Introduction: Benzene is an established human haematotoxin, with substantial interindividual variation in benzene-induced toxicity. Methods: To further examine if genetic variation contributes to benzene haematotoxicity, we analysed 1023 tagSNPs in 121 gene regions important for benzene metabolism, haematopoiesis, leukaemia and lymphoma among 250 workers exposed to benzene and 140 unexposed controls in a cross-sectional study carried out in China. Linear regression was used to analyse the relationship between genetic polymorphisms and total white blood cell (WBC) count and its subtypes, adjusting for potential confounders and occupational exposure to benzene and toluene among exposed workers. The minp test assessed the association on the gene region level. The false discovery rate method was used to control for multiple comparisons. Results: VEGF (minp=0.0030) and ERCC3 (minp=0.0042) were the most significantly associated gene regions with altered WBC counts among benzeneexposed workers, after accounting for multiple comparisons.

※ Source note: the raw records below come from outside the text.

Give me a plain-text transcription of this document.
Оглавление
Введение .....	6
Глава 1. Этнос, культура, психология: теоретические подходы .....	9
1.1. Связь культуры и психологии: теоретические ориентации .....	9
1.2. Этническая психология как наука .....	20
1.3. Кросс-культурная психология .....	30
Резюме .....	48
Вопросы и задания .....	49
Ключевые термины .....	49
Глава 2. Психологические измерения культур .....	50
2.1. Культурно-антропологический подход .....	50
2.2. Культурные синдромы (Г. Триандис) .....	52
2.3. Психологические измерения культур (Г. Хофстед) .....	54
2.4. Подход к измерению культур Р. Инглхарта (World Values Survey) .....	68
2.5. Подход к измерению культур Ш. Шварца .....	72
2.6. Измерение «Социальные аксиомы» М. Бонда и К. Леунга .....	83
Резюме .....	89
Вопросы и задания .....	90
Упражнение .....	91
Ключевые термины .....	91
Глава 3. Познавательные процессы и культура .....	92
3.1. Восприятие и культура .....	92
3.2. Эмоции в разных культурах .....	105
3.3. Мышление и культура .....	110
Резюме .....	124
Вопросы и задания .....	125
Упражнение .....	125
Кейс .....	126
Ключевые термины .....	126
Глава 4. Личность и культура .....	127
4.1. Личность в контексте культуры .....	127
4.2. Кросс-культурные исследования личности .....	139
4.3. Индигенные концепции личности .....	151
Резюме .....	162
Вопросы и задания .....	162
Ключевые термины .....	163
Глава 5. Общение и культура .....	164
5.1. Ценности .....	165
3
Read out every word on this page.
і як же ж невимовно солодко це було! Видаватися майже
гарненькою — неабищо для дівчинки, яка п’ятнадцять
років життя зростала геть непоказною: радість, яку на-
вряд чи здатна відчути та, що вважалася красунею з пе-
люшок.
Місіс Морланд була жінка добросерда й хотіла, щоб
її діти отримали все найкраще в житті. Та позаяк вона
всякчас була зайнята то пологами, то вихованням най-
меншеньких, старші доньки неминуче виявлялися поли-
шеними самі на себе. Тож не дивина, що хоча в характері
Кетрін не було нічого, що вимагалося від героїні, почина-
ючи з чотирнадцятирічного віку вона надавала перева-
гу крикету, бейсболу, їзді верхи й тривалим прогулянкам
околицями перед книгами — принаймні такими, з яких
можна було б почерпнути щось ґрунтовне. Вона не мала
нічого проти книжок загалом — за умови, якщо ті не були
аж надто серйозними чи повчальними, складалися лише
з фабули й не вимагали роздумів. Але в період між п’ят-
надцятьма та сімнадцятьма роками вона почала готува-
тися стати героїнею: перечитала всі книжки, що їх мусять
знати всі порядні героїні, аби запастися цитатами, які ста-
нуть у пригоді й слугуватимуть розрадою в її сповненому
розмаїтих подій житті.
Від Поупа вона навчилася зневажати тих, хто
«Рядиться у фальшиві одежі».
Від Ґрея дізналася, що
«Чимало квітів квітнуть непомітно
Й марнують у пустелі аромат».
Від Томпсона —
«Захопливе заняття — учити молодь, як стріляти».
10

Highly significant changes were also found for WBC subtype counts, including granulocytes, CD4+ T cells and lymphocytes for VEGF and granulocytes and NK cells for ERCC3. Further, in workers exposed to <1 ppm, a SNP in VEGF was associated with changes in WBC and granulocyte counts, and SNPs in ERCC3 were associated with changes in WBC, NK cell and granulocyte counts. Discussion: Our findings suggest that genetic variation in VEGF, which plays an important role in blood vessel growth, and ERCC3, which is a member of the DNA repair pathway and is responsible for repairing bulky DNA adducts formed by chemicals, may contribute to individual susceptibility to benzene-induced haematotoxicity at relatively low levels of benzene exposure.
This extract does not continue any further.